Такой обычно избираемый подход вроде бы легко снимает если не все, то, во всяком случае, большинство неизбежных в исследовании сложностей. Здравый смысл советует, однако, относиться ко всему, что дается легко и без особых усилий, с известным скептицизмом. Конечно, мы уже давно запомнили сами и убедили других, что здравый смысл — не аргумент в научном поиске. И это — истина. Но равным образом справедливо утверждение, что для молодых, становящихся на ноги наук «различие между здравым смыслом и научным знанием только в степени»[45].
Первое, что следует обсудить с подобающей здравому смыслу обстоятельностью — что мы знаем о реальной культурной ситуации? Честным будет ответ, что знаем мы о ней много и... очень мало. Это не парадокс, а констатация факта. Много, потому что за прошедшие 20 лет социологам было получено свыше 200 тыс. бюджетов времени[46]. Десятки тысяч зрителей театра, кинематографа и телеэкрана, читатели книг, посетители музеев и клубов, городские и сельские школьники, их родители и учителя, а также эстетики, искусствоведы и другие эксперты подробно заполняли многочисленные социологические опросники. Вся эта гигантская по своему объему информация по мере сил и возможностей обрабатывалась, анализировалась, публиковалась.
Казалось бы, при таком обилии данных нет ничего проще моделирования реальных процессов культурной жизни.
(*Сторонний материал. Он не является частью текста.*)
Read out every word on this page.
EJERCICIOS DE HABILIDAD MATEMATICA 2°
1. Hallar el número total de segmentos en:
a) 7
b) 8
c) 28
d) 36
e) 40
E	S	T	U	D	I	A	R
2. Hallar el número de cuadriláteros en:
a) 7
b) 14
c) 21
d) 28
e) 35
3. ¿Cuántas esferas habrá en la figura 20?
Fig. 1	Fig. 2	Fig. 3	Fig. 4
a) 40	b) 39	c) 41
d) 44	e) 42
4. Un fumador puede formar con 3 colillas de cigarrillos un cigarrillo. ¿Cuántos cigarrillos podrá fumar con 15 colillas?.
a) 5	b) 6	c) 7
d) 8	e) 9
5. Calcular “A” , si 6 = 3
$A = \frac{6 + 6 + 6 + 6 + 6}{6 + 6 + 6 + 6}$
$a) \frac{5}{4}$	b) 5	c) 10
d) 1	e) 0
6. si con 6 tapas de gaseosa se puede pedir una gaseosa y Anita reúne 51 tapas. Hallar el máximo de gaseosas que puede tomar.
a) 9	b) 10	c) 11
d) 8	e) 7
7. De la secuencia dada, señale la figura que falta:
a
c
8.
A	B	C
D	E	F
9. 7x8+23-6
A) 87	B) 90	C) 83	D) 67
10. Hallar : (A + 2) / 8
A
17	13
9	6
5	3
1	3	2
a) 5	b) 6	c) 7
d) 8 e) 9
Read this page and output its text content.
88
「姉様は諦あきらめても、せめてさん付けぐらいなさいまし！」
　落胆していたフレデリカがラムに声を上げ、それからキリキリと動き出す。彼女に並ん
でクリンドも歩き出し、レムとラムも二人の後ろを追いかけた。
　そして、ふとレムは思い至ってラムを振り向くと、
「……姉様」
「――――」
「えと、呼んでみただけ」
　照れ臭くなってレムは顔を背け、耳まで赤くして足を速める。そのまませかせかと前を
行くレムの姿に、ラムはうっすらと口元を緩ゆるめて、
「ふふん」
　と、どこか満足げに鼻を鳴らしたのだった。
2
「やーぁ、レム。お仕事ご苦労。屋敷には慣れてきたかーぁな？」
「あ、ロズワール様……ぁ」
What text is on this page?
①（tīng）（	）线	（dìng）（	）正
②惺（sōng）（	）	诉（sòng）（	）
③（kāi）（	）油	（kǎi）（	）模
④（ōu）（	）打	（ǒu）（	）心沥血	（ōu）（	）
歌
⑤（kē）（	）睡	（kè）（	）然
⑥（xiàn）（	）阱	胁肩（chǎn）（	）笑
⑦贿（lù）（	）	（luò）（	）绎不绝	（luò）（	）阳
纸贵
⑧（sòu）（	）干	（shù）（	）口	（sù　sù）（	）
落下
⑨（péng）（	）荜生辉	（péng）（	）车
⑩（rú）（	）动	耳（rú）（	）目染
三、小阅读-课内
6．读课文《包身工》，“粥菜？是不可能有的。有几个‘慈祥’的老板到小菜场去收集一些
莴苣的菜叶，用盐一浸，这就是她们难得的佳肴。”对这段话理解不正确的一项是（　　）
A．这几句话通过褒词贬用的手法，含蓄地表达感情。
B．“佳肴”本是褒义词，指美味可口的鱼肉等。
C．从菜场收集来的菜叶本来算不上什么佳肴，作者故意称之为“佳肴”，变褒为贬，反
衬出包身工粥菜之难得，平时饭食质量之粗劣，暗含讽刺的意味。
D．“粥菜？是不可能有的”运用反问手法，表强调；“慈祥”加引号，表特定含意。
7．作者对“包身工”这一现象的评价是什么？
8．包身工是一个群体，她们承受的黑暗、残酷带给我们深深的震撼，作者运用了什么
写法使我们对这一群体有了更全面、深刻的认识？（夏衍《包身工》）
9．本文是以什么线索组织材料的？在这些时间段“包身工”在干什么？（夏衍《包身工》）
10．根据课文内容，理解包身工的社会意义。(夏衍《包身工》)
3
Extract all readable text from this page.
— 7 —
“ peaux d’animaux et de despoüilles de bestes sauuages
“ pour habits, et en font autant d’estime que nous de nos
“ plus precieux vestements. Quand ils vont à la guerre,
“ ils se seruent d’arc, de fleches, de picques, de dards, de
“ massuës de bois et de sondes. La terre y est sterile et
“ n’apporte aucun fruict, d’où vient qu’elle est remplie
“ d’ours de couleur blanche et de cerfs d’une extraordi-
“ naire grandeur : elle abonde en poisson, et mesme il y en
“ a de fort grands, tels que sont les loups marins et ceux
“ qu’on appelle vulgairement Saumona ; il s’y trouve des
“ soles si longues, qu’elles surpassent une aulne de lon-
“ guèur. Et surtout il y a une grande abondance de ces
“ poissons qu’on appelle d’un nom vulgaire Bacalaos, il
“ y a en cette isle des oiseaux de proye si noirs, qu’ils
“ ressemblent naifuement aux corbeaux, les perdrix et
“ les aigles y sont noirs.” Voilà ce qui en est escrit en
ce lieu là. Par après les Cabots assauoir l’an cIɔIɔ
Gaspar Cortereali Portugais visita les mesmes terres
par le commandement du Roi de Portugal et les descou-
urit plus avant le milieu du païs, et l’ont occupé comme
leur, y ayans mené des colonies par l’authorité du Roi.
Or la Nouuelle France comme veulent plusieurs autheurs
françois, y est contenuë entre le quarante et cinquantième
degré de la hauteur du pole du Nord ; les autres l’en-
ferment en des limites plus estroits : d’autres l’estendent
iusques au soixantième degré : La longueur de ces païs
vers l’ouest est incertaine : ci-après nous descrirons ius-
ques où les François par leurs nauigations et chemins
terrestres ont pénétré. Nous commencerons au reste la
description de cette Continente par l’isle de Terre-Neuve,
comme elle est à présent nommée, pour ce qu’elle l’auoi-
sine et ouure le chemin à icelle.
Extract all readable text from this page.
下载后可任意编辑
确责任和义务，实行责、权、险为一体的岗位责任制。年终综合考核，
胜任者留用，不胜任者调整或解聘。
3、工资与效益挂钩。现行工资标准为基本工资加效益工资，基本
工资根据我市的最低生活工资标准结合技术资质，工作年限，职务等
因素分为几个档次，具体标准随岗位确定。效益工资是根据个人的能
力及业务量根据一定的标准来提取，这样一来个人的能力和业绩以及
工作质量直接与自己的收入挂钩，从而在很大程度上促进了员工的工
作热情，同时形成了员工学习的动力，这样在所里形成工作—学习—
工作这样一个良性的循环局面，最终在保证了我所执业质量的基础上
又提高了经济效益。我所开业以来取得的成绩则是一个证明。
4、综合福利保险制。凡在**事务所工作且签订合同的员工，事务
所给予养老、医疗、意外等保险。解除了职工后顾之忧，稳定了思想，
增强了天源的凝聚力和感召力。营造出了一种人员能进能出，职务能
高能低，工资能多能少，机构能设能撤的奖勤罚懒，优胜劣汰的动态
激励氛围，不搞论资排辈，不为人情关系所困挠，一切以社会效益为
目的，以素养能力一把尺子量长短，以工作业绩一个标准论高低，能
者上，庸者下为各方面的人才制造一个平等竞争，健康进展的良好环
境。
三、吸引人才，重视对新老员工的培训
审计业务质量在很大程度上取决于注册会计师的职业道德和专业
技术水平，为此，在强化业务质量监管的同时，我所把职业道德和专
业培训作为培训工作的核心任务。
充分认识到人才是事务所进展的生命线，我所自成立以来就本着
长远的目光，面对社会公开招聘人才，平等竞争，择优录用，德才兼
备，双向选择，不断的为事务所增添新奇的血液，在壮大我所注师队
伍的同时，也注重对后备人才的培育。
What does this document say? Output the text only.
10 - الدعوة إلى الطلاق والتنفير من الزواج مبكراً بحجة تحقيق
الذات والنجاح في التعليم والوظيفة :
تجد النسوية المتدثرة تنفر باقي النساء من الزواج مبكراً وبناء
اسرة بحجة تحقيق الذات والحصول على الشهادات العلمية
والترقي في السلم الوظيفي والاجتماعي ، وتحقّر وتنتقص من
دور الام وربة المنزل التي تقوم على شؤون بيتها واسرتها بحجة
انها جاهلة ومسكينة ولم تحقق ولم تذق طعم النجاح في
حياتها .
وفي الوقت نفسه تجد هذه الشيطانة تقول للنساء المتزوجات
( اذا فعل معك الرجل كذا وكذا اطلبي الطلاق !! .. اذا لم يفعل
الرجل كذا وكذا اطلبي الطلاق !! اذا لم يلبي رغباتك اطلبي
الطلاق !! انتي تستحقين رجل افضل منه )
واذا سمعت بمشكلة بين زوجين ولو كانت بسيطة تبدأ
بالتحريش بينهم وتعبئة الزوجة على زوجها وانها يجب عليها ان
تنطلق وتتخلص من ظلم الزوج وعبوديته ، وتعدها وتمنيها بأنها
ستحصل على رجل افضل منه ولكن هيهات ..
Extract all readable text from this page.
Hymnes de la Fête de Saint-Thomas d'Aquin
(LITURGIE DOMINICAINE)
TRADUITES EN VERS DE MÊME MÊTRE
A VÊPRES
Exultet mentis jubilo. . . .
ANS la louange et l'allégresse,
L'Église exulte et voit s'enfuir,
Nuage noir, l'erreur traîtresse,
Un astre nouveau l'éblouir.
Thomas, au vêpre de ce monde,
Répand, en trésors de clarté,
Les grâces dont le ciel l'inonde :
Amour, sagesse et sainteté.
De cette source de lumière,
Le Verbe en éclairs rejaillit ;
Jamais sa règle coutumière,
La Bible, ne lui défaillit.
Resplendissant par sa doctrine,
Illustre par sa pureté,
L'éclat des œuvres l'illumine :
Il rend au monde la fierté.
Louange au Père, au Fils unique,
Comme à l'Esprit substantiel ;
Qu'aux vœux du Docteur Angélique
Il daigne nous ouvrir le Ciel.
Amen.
Увы, еще древние летописцы понимали существенную разницу между богатством и порядком. Все богатство социологических данных настолько неупорядоченно[47], что в нем трудно, а часто практически невозможно найти требуемое по условиям конкретной задачи эмпирическое содержание. Вытекающее отсюда представление о фрагментарности культурной жизни характеризует скорее положение в социологической науке (и прежде всего — состояние ее теоретико-методологического аппарата), нежели реальную ситуацию. Совсем не случайно основной акцент в изучениии проблем художественной культуры делался на эмпирические исследования, по-видимому, в тайной надежде на то, что, «по мере нашего продвижения вперед, то и дело удается что-то с чем-то объединить»[48]. Надежда была небезосновательна — эмпирических «объединений» (точнее — взаимосвязей) удалось найти множество. Так, теперь мы уже знаем, что притягательность зрелищных искусств зависит от пола и возраста опрошенных, их семейного и профессионального положения, душевого дохода и количества детей. Выявлено, что отношение к произведениям искусства зависит от прошлого художественного опыта людей, включая и прослушивание ритмической музыки на производстве. Констатируется разница между городскими и сельскими жителями по объему и уровню художественных запросов. Указываются причины этого — характер и содержание труда, территориальная дислокация учреждений культуры, неуютность клубов, содержание библиотечных фондов и т. д. и т. п.
Исследований такого рода — множество, и каждая новая публикация вносит маленькую, но зато свою лепту в необозримое богатство эмпирики. Прогнозист, если он пытается воссоздать по этим фрагментам целостную картину художественной жизни, чаще всего оказывается в недоумении: изобилие данных отнюдь не уменьшило неопределенности наших знаний. Это дает ему достаточные основания для проведения собственного исследования по выявлению очередной зависимости, например между стажем проживания в городе и отношением к ценностям искусства и т. п.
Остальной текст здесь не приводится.